Oculus Rift has already won the hearts and minds of geeks everywhere, without a finished product on shelves. At trade shows like CES and E3, the chance to get even a brief demo of the virtual reality headset has spawned endless, snaking lines of near-Disneyland proportions. There’s no doubt that the Rift has the potential to change entertainment as we know it, but it’s a step in the wrong direction that will further divide gamers from the mainstream.
Gaining ground for decades, the convergence of video games with home entertainment has nearly arrived. Millennials have been ‘cutting the cord’ for years, an idea now catching on en masse. People are tired of $100+ monthly cable bills, and tiny streaming boxes like Apple TV, Google Chromecast and Amazon Fire TV are surging in popularity. All three devices offer light gaming capabilities, and future versions are likely to include beefier hardware for a legitimate alternative to consoles. Consumers are increasingly choosing these all-in-one home entertainment devices, and may start to view the cable box, the Blu-ray player and even the Xbox as superfluous. Between new streaming devices and the ubiquity of mobile phones and tablets, downloading and enjoying video games has become a casual, noncommittal and ultra-simple process. Video gaming’s barrier to entry has never been lower!
In stark contrast, Oculus Rift pushes gaming away from the mainstream, into a deep dark niche occupied by only a small subset of ultra-hardcore g4merz. Console gaming has the power to bring groups of people together in the living room, while PC gaming is firmly relegated to the den or office, despite minor headway from Steam Big Picture.
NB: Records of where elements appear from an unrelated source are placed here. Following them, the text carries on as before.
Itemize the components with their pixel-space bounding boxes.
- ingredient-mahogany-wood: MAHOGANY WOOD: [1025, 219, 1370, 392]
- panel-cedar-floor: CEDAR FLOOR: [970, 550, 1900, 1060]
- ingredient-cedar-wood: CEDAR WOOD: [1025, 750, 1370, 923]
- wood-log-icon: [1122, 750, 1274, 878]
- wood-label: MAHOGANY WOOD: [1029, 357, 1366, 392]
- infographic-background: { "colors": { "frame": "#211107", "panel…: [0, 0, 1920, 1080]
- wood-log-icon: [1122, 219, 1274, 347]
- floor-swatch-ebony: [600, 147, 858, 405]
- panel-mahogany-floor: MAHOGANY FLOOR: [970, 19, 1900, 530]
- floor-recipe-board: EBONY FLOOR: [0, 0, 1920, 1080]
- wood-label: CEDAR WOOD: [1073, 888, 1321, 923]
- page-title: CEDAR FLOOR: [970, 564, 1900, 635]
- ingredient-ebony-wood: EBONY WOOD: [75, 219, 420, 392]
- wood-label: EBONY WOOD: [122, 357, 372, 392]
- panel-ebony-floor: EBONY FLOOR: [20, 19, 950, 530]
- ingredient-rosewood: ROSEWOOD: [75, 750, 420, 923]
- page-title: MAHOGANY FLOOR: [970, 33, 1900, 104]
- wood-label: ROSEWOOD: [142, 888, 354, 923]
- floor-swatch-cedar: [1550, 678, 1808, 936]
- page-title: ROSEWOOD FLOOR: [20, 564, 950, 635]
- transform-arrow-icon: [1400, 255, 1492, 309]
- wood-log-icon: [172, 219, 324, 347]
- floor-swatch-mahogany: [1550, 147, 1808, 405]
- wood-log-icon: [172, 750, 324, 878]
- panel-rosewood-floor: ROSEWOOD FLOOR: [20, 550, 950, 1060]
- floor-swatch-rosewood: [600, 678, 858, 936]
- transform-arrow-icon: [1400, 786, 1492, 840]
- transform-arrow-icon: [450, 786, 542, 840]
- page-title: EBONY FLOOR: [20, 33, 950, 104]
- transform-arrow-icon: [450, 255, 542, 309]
Playing a game with a VR headset strapped to your noggin means that only you can see what’s happening, only you can enjoy the view, only singleplayer experiences are possible.
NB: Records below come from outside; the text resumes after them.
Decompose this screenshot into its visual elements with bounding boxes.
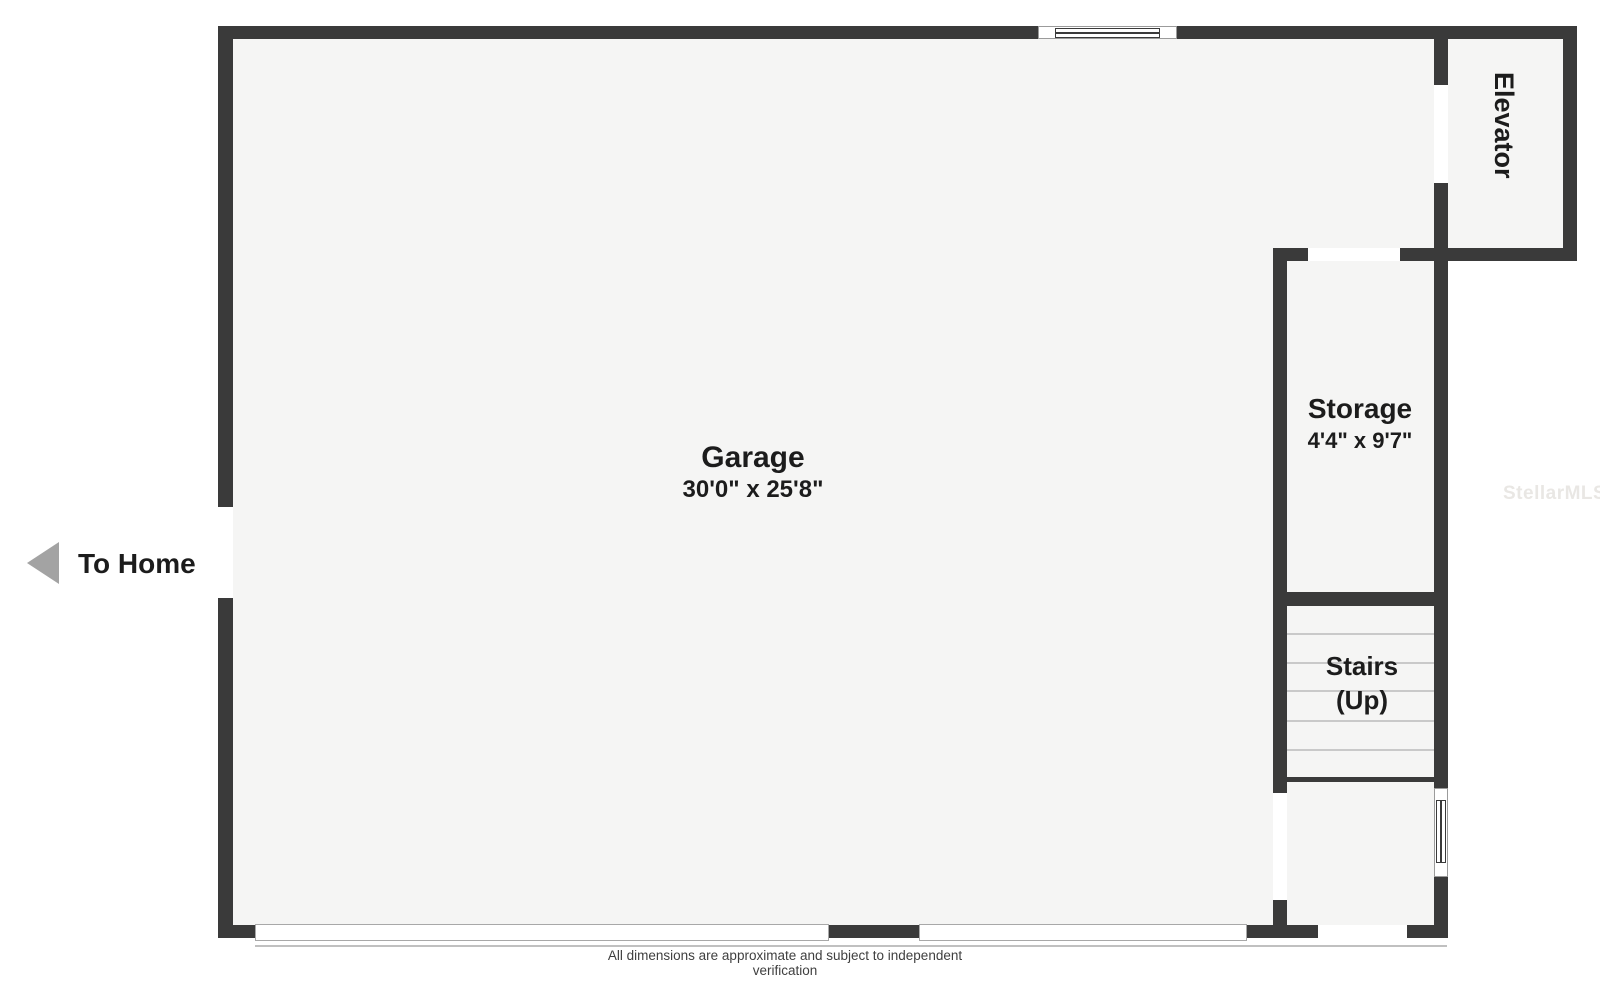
watermark: StellarMLS [1503, 483, 1600, 505]
stair-tread [1287, 720, 1434, 722]
garage-label: Garage [701, 441, 804, 474]
elevator-label: Elevator [1488, 72, 1519, 179]
storage-dimensions: 4'4" x 9'7" [1308, 428, 1413, 454]
storage-door-opening [1308, 248, 1400, 261]
wall-elevator-right [1563, 26, 1577, 260]
wall-left [218, 26, 233, 938]
garage-door-opening [255, 924, 829, 941]
garage-floor [225, 32, 1441, 932]
wall-stairs-landing-divider [1287, 777, 1434, 782]
to-home-arrow-icon [27, 542, 59, 584]
landing-door-opening [1273, 793, 1287, 900]
garage-door-track-line [255, 945, 1447, 947]
garage-dimensions: 30'0" x 25'8" [683, 476, 824, 504]
disclaimer-text: All dimensions are approximate and subje… [585, 948, 985, 978]
wall-top [218, 26, 1577, 39]
top-window-frame [1055, 28, 1160, 38]
elevator-door-opening [1434, 85, 1448, 183]
to-home-label: To Home [78, 548, 196, 580]
storage-label: Storage [1308, 394, 1412, 425]
landing-exterior-door-opening [1318, 925, 1407, 938]
landing-window-frame [1436, 800, 1446, 863]
garage-door-opening [919, 924, 1247, 941]
floorplan: Garage 30'0" x 25'8" Storage 4'4" x 9'7"… [0, 0, 1600, 990]
stair-tread [1287, 749, 1434, 751]
stairs-label: Stairs [1326, 652, 1398, 681]
to-home-door-opening [218, 507, 233, 598]
stairs-direction-label: (Up) [1336, 686, 1388, 715]
stair-tread [1287, 633, 1434, 635]
wall-storage-bottom [1273, 592, 1448, 606]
Case in point: my twelve-year-old nephew can be entirely, 100% engrossed by the simplest of games on his iPod touch. Given access to a realer-than-real gaming experience like the Rift, he might actually forget to eat food… or breathe air. Similarly, while it’s alluring to explore a world in three stunning dimensions, those around you become outsiders with no chance of participation or contribution. The experience is inherently asocial. “You can wait your turn.”
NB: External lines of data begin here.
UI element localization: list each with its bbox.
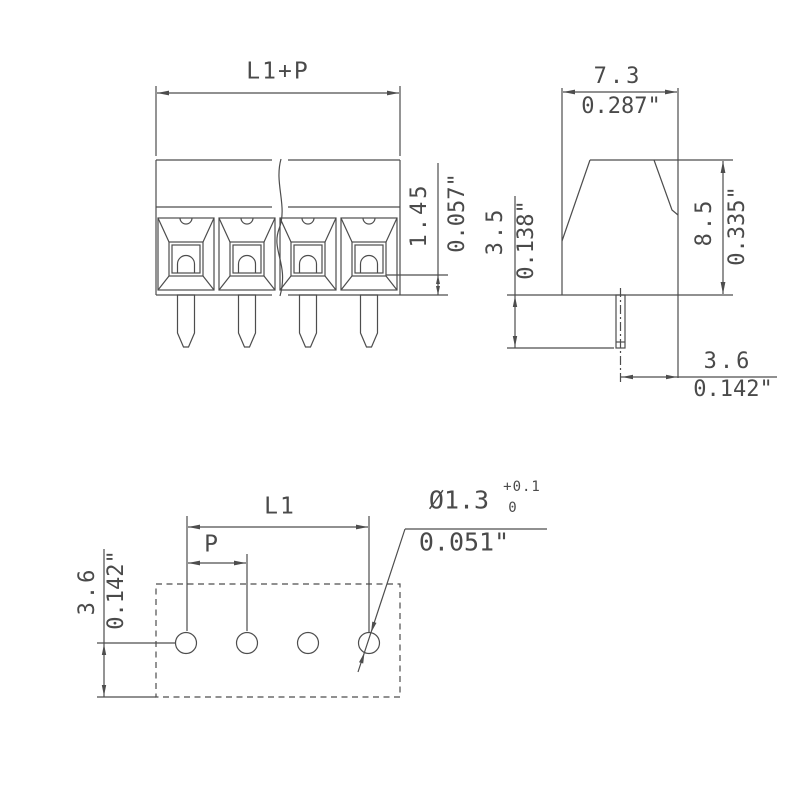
dim-l1p-label: L1+P xyxy=(246,61,309,84)
terminal-cell xyxy=(341,218,397,290)
dim-wire-stop-inch-label: 0.057" xyxy=(447,173,469,252)
dim-pitch-label: P xyxy=(204,534,220,557)
side-solder-pin xyxy=(616,288,625,382)
hole-diameter-label: Ø1.3 xyxy=(429,488,489,513)
side-left-slope xyxy=(562,160,590,241)
side-right-slope xyxy=(654,160,678,215)
dim-total-width xyxy=(156,86,400,156)
dim-row-offset-inch-label: 0.142" xyxy=(106,550,128,629)
drill-hole xyxy=(176,633,197,654)
dim-pin-to-edge-inch-label: 0.142" xyxy=(693,379,772,401)
drawing-canvas xyxy=(0,0,800,800)
hole-tolerance-plus-label: +0.1 xyxy=(503,480,541,494)
solder-pin xyxy=(178,295,195,347)
hole-tolerance-minus-label: 0 xyxy=(508,501,517,515)
dim-pin-to-edge-mm-label: 3.6 xyxy=(704,351,753,373)
terminal-cell xyxy=(280,218,336,290)
dim-pin-length-mm-label: 3.5 xyxy=(485,207,507,256)
pcb-outline xyxy=(156,584,400,697)
dim-l1-label: L1 xyxy=(264,496,296,519)
drill-hole xyxy=(359,633,380,654)
dim-height-mm-label: 8.5 xyxy=(694,198,716,247)
drill-hole xyxy=(298,633,319,654)
solder-pin xyxy=(239,295,256,347)
drill-hole xyxy=(237,633,258,654)
terminal-cell xyxy=(158,218,214,290)
dim-height-inch-label: 0.335" xyxy=(727,186,749,265)
hole-diameter-inch-label: 0.051" xyxy=(419,530,509,555)
dim-row-offset-mm-label: 3.6 xyxy=(77,567,99,616)
dim-width-mm-label: 7.3 xyxy=(594,66,643,88)
dim-wire-stop-mm-label: 1.45 xyxy=(409,183,431,248)
dim-width-inch-label: 0.287" xyxy=(581,96,660,118)
technical-drawing-page: L1+P 1.45 0.057" 7.3 0.287" 3.5 0.138" 8… xyxy=(0,0,800,800)
solder-pin xyxy=(361,295,378,347)
dim-pin-length-inch-label: 0.138" xyxy=(516,200,538,279)
terminal-cell xyxy=(219,218,275,290)
solder-pin xyxy=(300,295,317,347)
front-view-drawing xyxy=(156,86,448,347)
dim-pitch xyxy=(188,554,247,631)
Even if the launch product is affordable, with compelling software, sexy hardware and not a single migraine reported, the Oculus Rift will always be a device that separates players from their peers, their surroundings, and potentially even from reality. Surrounded by friends, my best gaming moments involve red-spark-powerslide victories in Mario Kart 8 and miraculous, across-the-stage arrows in TowerFall. Even singleplayer epics like BioShock and Mass Effect are nearly as entertaining to watch as they are to play. But with the Oculus, the rift between casual and hardcore gamers will deepen.